Выбрать главу

Легко быть метчиком самому, но каково петь, зная, что отмечают твои собственные промахи! Бекмессер вздрагивал от каждого стука — это не улучшало пения. Принимаясь за второй башмак, Ганс объявил, что к утру, вероятно, кончит работу. К утру!
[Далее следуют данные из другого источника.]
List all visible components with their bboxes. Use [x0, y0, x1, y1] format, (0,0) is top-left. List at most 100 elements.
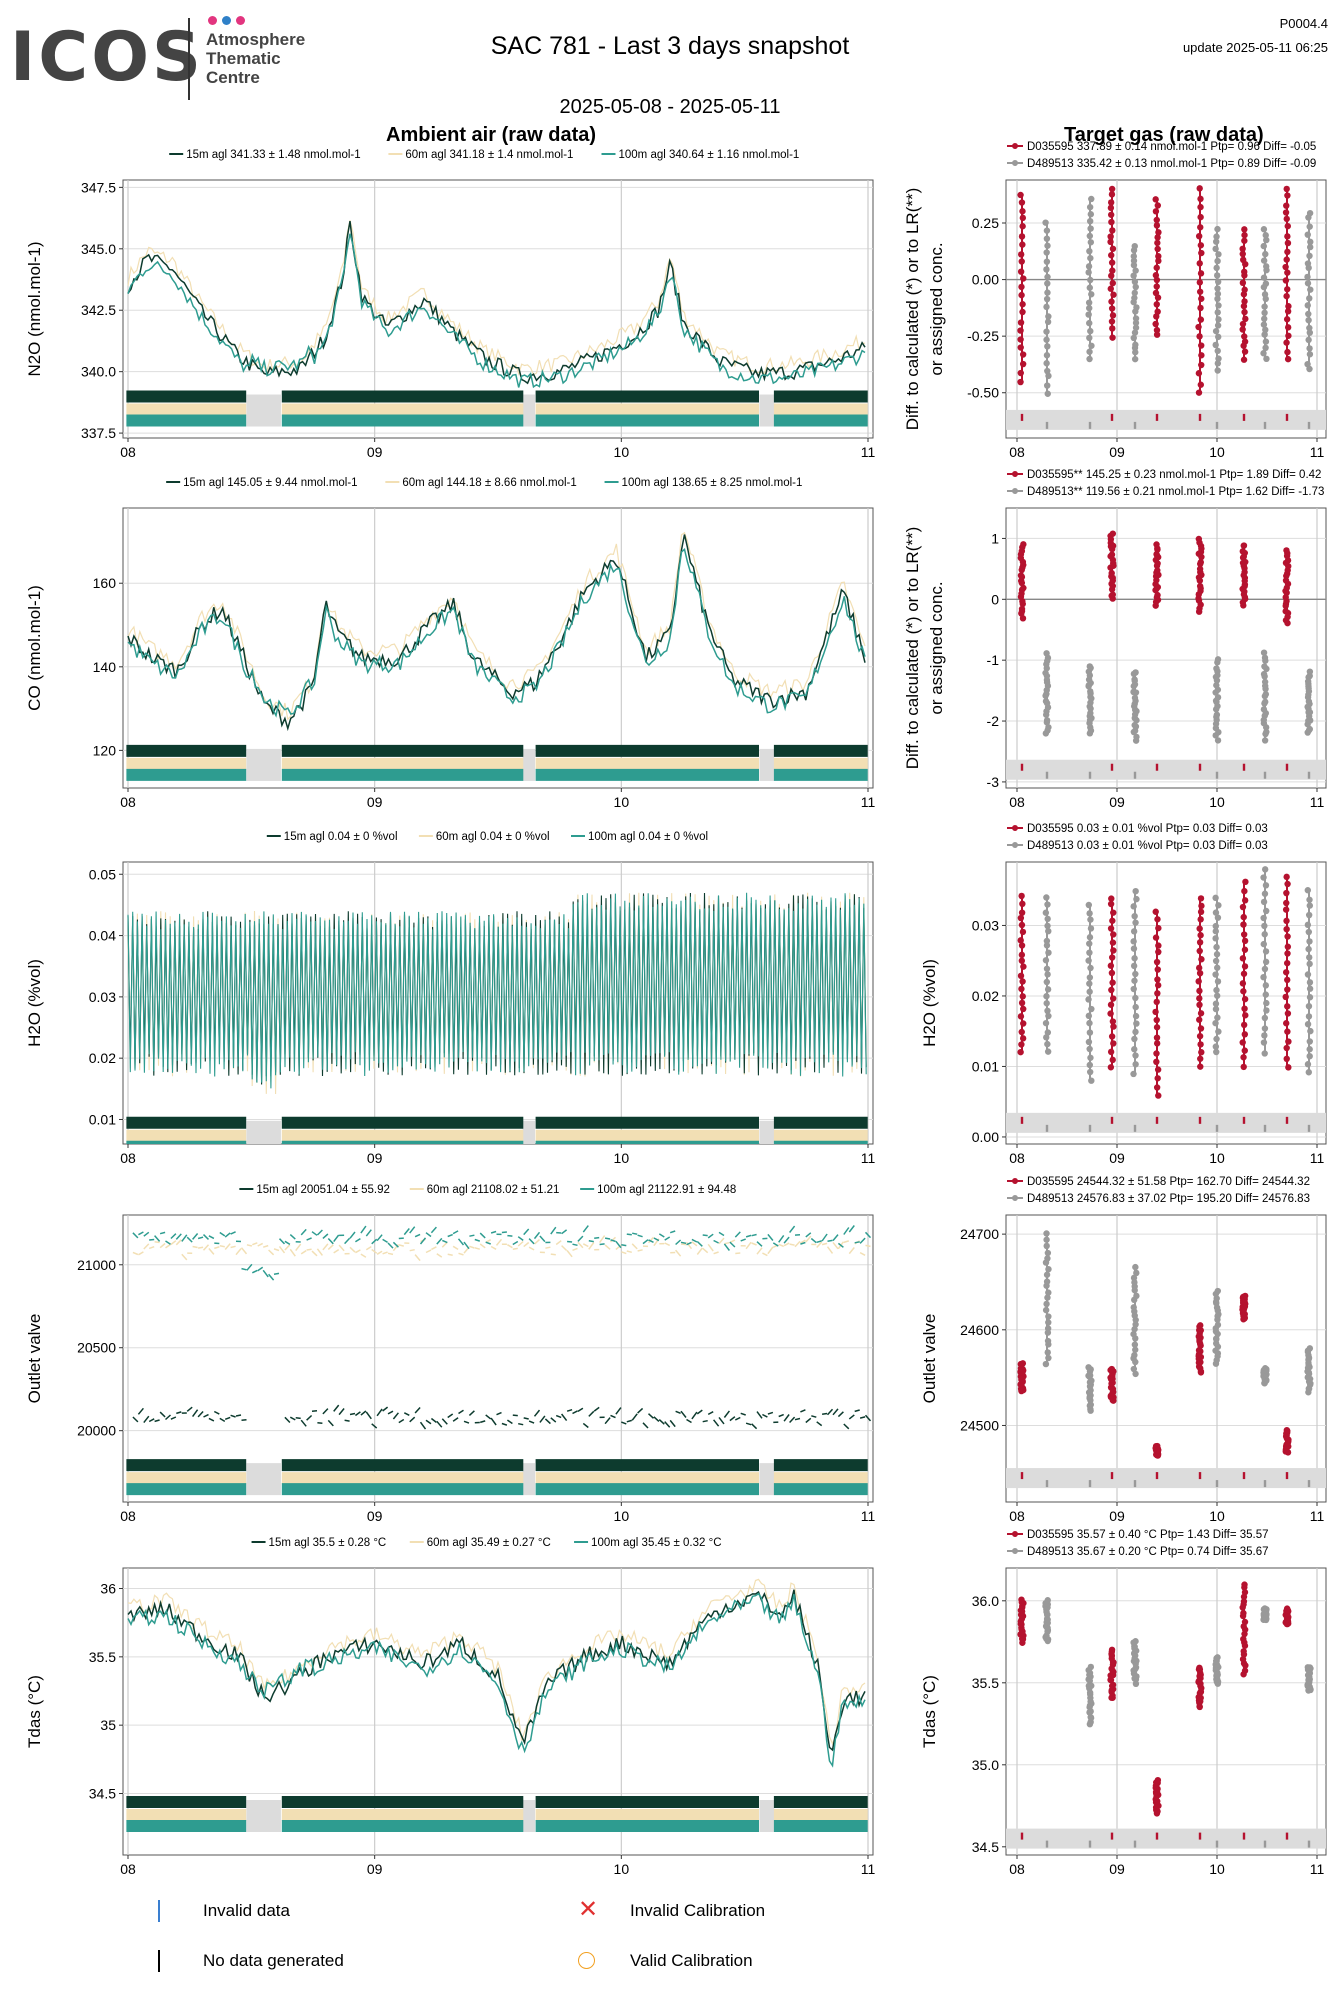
- target-3-tg1-point-0-3: [1018, 1028, 1025, 1036]
- target-1-tg2-point-1-14: [1087, 254, 1094, 262]
- target-3-xtick-label-1: 09: [1109, 1150, 1125, 1166]
- target-3-tg2-point-3-13: [1212, 957, 1220, 965]
- target-1-status-band: [1006, 409, 1326, 430]
- target-1-tg2-point-0-7: [1043, 336, 1050, 343]
- target-1-tg2-point-2-8: [1132, 315, 1140, 322]
- target-1-xtick-label-2: 10: [1209, 444, 1225, 460]
- target-1-tg2-point-4-20: [1263, 236, 1270, 244]
- target-3-tg1-point-4-9: [1240, 988, 1247, 995]
- ambient-1-ytick-label-4: 347.5: [81, 179, 116, 195]
- target-3-tg1-point-2-2: [1154, 1075, 1161, 1082]
- target-1-tg1-point-3-1: [1197, 381, 1205, 388]
- target-1-tg1-point-1-19: [1107, 204, 1115, 212]
- target-3-tg1-point-3-11: [1195, 978, 1202, 985]
- target-3-tg2-point-4-8: [1262, 982, 1270, 989]
- target-3-tg2-point-1-19: [1087, 925, 1095, 932]
- target-1-tg1-point-1-17: [1108, 218, 1115, 226]
- ambient-2-no-data-band: [522, 748, 535, 781]
- ambient-4-ytick-label-0: 20000: [77, 1423, 116, 1439]
- target-1-tg2-point-2-3: [1132, 341, 1139, 348]
- target-3-tg2-point-1-6: [1086, 1029, 1094, 1036]
- target-3-tg1-point-2-3: [1154, 1066, 1162, 1073]
- target-3-tg1-point-4-19: [1239, 903, 1247, 911]
- target-3-tg2-point-1-15: [1085, 957, 1092, 964]
- ambient-1-status-bars-60m: [126, 403, 868, 416]
- org-line-3: Centre: [206, 68, 260, 87]
- target-4-tg2-point-0-14: [1043, 1278, 1051, 1285]
- target-1-xtick-label-3: 11: [1310, 444, 1325, 460]
- target-5-tg2-point-3-22: [1214, 1654, 1221, 1661]
- target-1-tg2-point-1-8: [1085, 299, 1093, 306]
- target-1-tg2-point-3-6: [1212, 327, 1220, 335]
- target-1-tg1-point-1-2: [1108, 318, 1116, 325]
- target-2-tg2-point-2-1: [1133, 733, 1140, 741]
- ambient-4-series-h100: [132, 1225, 872, 1281]
- target-5-xtick-label-1: 09: [1109, 1861, 1125, 1877]
- target-1-tg2-point-3-22: [1214, 225, 1221, 233]
- target-2-xtick-label-3: 11: [1310, 794, 1325, 810]
- target-5-tg2-point-4-22: [1260, 1606, 1268, 1613]
- target-3-tg2-point-0-5: [1045, 1012, 1052, 1020]
- ambient-section-title: Ambient air (raw data): [386, 124, 597, 146]
- target-3-tg1-point-3-16: [1196, 939, 1204, 946]
- target-2-tg1-point-2-4: [1154, 591, 1161, 599]
- target-3-tg1-point-1-14: [1108, 954, 1116, 961]
- target-3-tg2-point-2-1: [1132, 1061, 1139, 1068]
- target-1-tg1-point-5-7: [1285, 303, 1292, 310]
- target-3-tg1-point-5-5: [1283, 1020, 1290, 1027]
- target-4-tg2-point-0-22: [1043, 1230, 1050, 1237]
- target-3-tg1-point-3-12: [1196, 969, 1204, 977]
- target-3-tg2-point-3-5: [1214, 1014, 1221, 1021]
- target-1-tg2-point-3-12: [1214, 290, 1222, 298]
- target-3-tg2-point-1-5: [1085, 1038, 1093, 1046]
- target-1-tg1-point-4-21: [1241, 231, 1248, 239]
- ambient-1-xtick-label-0: 08: [120, 444, 136, 460]
- target-1-tg2-point-5-11: [1307, 286, 1314, 293]
- target-3-tg1-point-0-8: [1019, 993, 1026, 1000]
- ambient-3-xtick-label-2: 10: [614, 1150, 630, 1166]
- target-1-ylabel-line1: Diff. to calculated (*) or to LR(**): [903, 188, 922, 431]
- target-1-tg2-point-5-13: [1304, 273, 1311, 281]
- target-3-tg1-point-3-14: [1198, 956, 1205, 963]
- ambient-3-no-data-band: [759, 1120, 775, 1144]
- target-1-tg1-point-0-9: [1019, 301, 1026, 308]
- target-3-tg1-point-4-11: [1240, 970, 1248, 977]
- target-3-tg2-point-3-0: [1213, 1048, 1220, 1056]
- ambient-2-ylabel: CO (nmol.mol-1): [25, 585, 44, 711]
- target-1-tg1-point-4-17: [1239, 256, 1247, 264]
- target-5-tg1-point-4-15: [1240, 1609, 1247, 1617]
- ambient-4-ylabel: Outlet valve: [25, 1314, 44, 1404]
- target-1-tg1-point-3-9: [1197, 304, 1204, 312]
- target-1-tg1-point-0-22: [1017, 191, 1024, 199]
- target-1-tg2-point-1-21: [1086, 203, 1094, 211]
- target-1-tg1-point-1-5: [1108, 298, 1115, 305]
- target-1-tg2-point-2-13: [1131, 289, 1138, 297]
- target-3-tg2-point-0-13: [1042, 957, 1050, 964]
- target-3-tg2-point-0-22: [1043, 894, 1050, 901]
- target-4-tg2-point-0-0: [1042, 1360, 1050, 1368]
- target-4-tg2-point-0-19: [1044, 1249, 1052, 1257]
- target-1-tg2-point-0-15: [1044, 273, 1051, 281]
- target-3-tg1-point-0-1: [1018, 1041, 1025, 1048]
- target-1-tg1-point-2-5: [1153, 301, 1160, 308]
- target-3-tg2-point-1-13: [1086, 974, 1094, 981]
- ambient-4-xtick-label-1: 09: [367, 1508, 383, 1524]
- target-4-tg2-point-0-8: [1045, 1313, 1052, 1320]
- target-3-tg2-point-0-19: [1044, 915, 1051, 923]
- target-3-tg1-point-0-12: [1020, 963, 1027, 970]
- target-1-tg1-point-1-7: [1107, 285, 1114, 292]
- target-2-ytick-label-4: 1: [991, 530, 999, 546]
- target-3-tg2-point-1-2: [1086, 1061, 1094, 1069]
- target-5-legend-marker-0: [1012, 1531, 1018, 1537]
- ambient-3-ytick-label-4: 0.05: [89, 866, 116, 882]
- target-1-tg2-point-3-4: [1212, 341, 1219, 349]
- target-2-tg2-point-0-4: [1043, 717, 1051, 724]
- target-3-tg1-point-0-22: [1018, 892, 1025, 900]
- target-1-tg1-point-2-10: [1152, 272, 1160, 279]
- target-2-tg1-point-5-4: [1282, 608, 1289, 615]
- ambient-1-series-h100: [127, 233, 866, 389]
- target-3-tg2-point-0-4: [1042, 1019, 1050, 1027]
- target-2-status-band: [1006, 759, 1326, 780]
- target-3-tg1-point-4-14: [1241, 946, 1249, 953]
- target-1-tg2-point-3-19: [1212, 245, 1219, 253]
Он был свеж и бодр, а Бекмессер уже выбился из сил.

«Прекрасную Еву Я всей душой зову», —

надрывался он, делая неправильные ударения. Сакс подчинял его своим размерам. Третий куплет они пропели также одновременно: Сакс — торжествуя, Бекмессер — неистовствуя.

(«Стоп! Такой прием уже встречался. У Листа в „Фауст-симфонии“.

У Мефистофеля нет своей темы, а есть искажение тем Маргариты и Фауста. Но это трагическое искажение, а здесь комическое. Композиторы, подумайте об этом — особенно те, кто отрицает комическое в музыке.

Но то ли еще будет!»)

Между тем стук, рев и пение давно уже разбудили жителей ближайших улиц. Открывались окна, в них показывались головы, послышались оклики, соседи стали спускаться вниз. Не прошло и нескольких минут, как улица заполнилась людьми. Слесари, пекари, мясники, столяры, банщики, портные — все кричали, не слушая друг друга, все сплелось в один клубок. Неизвестно, что послужило поводом к дальнейшему: замешались ли тут чары какой-нибудь колдуньи, или виноват был поклонник Евиной кормилицы, звонко стукнувший Бекмессера его же собственной лютней по голове, но только всеми овладел дух беспричинного и беспредметного задора. Каждый дубасил соседа, отовсюду раздавалось: «Негодяй!», «Пивная бочка!», «Олух!» Крики женщин, призывающие мужей и братьев, терялись в шуме. И началась всеобщая уличная потасовка, какую еще никогда не приходилось наблюдать в Нюрнберге, — необычная прежде всего тем, что в ней принимали участие жители всех возрастов: от школяров, покинувших свои постели, до самых уважаемых и почтенных старцев. Только вода, льющаяся сверху из верхних этажей прямо на головы дерущихся, несколько охладила их пыл. Видимо, женщины все-таки оказались благоразумнее: приготовили кувшины и ушаты с водой.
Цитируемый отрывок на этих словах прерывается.